Not only that, lights and noise from the galley next to me woke me on occasion. Such was the price paid for having the engine view. “How did you sleep?” asked a flight attendant. “Just so-so,” I replied. “I understand, it’s hard to sleep in the seat. Can I offer you something to drink?” I was loving the service so far!
About 90 minutes before landing, second meal service began with hot towel. Choices were omelet or cereal with fruit. I went with the omelet. Typically, the pre-arrival meal is the weakest meal of most airlines. My expectation was low.
I was pleasantly surprised after the first cut into my omelet: melted cheese…thick strings of melty cheese. I thought “wow, that’s nice”. And it was delicious! The sausage was not greasy and complemented well with the egg.
A warm cinnamon roll soon joined the limpy croissant. The cinnamon roll was a tasty treat. Of course, I skipped the pathetic croissant. Overall the breakfast was very tasty – I was impressed!
Upon descend and approach to Frankfurt, FO Dave provided the obligatory weather check and followed up with the significance of the 747 at United after 47 years of service. He also noted this being the pilots’ last flight on the 747 and apologized for the delay, saying (using nice words) that it is time for the Queen to retire.
After landing, I made my way back up to the cockpit for another visit. The crew, both pilots and flight attendants, were as enthusiastic and accommodating as ever. They were duly impressed with my continuing trip on the 747 around the world.
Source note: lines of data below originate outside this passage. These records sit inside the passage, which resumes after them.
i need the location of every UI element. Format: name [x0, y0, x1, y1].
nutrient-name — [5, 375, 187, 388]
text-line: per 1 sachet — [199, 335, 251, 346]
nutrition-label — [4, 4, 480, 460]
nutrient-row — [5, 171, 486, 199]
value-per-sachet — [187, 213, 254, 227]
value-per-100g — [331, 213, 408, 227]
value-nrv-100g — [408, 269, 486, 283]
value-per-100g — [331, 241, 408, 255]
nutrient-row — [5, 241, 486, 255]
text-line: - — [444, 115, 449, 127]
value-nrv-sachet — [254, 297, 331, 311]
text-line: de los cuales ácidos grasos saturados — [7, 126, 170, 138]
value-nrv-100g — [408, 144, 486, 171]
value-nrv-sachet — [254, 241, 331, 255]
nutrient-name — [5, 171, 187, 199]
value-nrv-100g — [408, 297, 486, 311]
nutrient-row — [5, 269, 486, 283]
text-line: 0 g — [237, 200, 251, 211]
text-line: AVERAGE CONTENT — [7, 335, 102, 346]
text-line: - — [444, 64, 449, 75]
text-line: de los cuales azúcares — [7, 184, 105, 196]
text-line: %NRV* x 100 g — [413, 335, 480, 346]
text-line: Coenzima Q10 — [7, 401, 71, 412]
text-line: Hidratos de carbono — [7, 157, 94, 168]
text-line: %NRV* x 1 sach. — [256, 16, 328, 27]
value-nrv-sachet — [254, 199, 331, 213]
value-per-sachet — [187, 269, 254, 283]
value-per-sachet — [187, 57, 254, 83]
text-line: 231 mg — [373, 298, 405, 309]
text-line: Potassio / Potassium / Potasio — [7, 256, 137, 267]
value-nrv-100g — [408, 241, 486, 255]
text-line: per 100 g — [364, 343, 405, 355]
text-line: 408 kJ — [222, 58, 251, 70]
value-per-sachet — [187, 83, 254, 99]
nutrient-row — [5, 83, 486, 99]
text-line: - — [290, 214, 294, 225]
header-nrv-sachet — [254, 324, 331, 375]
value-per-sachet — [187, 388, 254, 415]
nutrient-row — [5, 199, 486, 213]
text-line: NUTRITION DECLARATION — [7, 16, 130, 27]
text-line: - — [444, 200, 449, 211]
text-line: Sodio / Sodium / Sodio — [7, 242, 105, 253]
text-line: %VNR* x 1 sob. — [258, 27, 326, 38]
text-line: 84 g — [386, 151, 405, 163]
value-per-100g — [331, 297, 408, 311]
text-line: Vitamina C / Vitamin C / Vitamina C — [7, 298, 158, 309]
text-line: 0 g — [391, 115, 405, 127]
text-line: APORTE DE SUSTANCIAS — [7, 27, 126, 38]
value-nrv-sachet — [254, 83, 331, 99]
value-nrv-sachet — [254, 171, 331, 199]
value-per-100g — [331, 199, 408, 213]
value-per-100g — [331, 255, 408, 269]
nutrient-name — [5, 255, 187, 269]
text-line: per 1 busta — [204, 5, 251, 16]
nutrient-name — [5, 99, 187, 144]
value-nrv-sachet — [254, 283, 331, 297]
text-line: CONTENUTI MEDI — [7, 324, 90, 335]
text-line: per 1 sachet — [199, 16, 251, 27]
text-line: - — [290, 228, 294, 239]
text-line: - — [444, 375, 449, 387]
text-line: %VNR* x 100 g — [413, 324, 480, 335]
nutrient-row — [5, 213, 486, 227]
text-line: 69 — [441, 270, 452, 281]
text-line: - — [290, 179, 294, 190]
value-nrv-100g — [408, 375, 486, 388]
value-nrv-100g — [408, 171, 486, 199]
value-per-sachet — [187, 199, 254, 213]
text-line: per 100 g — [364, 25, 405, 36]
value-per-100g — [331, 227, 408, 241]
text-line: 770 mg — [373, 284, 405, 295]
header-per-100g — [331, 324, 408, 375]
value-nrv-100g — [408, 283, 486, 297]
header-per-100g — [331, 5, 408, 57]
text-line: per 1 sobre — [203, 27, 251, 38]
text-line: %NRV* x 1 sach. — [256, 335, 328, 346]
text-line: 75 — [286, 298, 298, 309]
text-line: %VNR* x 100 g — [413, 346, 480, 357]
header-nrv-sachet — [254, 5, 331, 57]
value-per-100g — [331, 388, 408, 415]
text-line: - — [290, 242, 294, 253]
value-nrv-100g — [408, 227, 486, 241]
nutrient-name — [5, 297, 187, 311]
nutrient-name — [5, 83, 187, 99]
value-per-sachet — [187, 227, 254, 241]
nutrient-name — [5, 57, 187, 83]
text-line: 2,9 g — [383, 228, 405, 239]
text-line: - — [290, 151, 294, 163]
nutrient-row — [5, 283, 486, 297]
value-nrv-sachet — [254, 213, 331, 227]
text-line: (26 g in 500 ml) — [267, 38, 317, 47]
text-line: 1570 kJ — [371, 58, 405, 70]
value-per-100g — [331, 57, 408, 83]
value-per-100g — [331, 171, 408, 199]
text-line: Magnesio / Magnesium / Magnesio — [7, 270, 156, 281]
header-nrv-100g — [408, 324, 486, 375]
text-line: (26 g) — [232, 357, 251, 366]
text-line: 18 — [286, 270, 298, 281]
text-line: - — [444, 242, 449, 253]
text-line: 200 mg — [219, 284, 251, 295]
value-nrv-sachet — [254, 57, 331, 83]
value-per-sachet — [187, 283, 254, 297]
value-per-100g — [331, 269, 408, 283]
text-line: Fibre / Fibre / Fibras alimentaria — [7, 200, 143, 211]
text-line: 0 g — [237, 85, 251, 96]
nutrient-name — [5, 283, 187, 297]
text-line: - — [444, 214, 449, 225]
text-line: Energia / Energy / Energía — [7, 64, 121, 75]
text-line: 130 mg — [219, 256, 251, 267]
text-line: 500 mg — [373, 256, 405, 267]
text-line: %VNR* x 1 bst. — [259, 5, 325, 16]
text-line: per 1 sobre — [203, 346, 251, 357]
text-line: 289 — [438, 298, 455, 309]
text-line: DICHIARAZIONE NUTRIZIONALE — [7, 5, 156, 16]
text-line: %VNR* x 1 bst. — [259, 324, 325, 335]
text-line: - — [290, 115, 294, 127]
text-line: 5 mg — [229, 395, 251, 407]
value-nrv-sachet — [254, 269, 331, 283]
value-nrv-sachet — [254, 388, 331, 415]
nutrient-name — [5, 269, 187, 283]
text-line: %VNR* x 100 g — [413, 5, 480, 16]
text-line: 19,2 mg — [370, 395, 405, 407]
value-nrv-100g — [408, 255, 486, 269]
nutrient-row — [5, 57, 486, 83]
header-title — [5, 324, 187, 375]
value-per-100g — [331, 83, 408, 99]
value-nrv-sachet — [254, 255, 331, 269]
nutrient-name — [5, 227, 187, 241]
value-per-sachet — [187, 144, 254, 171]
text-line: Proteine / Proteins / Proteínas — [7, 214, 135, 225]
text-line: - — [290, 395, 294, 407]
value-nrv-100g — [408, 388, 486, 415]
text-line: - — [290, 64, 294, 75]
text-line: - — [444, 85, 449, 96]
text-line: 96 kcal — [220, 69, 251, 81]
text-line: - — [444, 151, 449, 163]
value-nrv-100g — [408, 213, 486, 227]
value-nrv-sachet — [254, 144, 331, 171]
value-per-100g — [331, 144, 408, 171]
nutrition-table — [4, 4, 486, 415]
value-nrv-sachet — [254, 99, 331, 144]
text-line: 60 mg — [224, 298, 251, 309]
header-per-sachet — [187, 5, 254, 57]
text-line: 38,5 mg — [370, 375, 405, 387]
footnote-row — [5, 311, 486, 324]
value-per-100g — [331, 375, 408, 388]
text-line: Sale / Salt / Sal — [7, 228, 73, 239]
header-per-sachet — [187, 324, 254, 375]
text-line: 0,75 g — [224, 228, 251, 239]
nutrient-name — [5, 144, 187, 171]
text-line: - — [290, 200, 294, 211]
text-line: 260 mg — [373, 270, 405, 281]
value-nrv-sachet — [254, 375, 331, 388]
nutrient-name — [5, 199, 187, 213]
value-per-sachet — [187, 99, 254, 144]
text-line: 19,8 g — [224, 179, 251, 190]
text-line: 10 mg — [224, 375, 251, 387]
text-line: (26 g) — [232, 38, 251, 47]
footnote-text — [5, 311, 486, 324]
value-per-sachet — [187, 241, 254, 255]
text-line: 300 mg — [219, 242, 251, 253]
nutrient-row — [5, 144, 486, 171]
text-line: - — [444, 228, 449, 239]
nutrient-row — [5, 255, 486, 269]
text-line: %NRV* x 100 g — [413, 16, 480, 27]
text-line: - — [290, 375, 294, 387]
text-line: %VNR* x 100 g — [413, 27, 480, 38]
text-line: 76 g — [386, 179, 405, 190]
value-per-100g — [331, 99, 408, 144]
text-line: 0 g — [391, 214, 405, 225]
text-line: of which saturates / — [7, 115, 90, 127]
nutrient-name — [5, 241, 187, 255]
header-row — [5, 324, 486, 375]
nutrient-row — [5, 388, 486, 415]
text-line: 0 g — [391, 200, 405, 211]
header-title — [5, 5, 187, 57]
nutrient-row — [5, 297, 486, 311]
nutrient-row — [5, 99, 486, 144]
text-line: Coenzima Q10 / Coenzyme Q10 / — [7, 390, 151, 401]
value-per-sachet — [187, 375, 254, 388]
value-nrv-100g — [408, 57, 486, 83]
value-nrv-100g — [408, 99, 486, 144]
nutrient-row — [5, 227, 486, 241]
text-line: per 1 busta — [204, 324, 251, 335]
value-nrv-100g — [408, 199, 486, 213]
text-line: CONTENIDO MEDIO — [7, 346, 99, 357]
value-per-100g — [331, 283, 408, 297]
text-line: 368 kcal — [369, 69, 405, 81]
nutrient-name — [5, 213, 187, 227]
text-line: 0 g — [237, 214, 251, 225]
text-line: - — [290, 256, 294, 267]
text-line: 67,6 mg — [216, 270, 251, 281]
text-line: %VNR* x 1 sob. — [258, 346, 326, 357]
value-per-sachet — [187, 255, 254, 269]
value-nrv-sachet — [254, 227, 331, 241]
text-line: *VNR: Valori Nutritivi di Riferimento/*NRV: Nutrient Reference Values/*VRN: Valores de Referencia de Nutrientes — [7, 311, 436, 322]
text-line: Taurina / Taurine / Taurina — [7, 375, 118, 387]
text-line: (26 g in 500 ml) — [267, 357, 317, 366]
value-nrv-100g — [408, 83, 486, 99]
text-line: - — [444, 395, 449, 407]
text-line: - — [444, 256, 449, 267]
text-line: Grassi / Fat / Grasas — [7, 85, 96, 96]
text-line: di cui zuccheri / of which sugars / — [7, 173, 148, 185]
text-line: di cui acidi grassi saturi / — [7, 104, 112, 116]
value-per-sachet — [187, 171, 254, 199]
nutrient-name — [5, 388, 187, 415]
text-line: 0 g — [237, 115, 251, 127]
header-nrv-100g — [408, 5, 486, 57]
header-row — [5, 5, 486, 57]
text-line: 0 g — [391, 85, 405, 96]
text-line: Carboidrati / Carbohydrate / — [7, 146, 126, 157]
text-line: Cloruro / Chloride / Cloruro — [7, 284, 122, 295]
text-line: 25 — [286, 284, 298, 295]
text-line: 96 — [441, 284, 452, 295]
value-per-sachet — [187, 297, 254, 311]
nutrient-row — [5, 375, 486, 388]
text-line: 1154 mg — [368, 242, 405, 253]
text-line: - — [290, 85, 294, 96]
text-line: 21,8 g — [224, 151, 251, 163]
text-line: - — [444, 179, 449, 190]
United has really stepped up its game with its new Polaris Business Class service. The standout was the meal, easily topping other Business Class competitors I have experienced over the Atlantic.
The dinner entrée choices are unique and imaginative: restaurant-class. The breakfast was high quality as well, a typical let down on most other airlines. Too bad I was asleep and did not try any of the mid-flight snacks.
Just from the sampling I had, I was very impressed with Polaris! Expectations will be high whenever I get a chance to experience Polaris as intended: including the Polaris Lounge and the new Polaris Seats. Until then, United has a great thing going here and the new products can’t come quickly enough for the airline’s premium customers.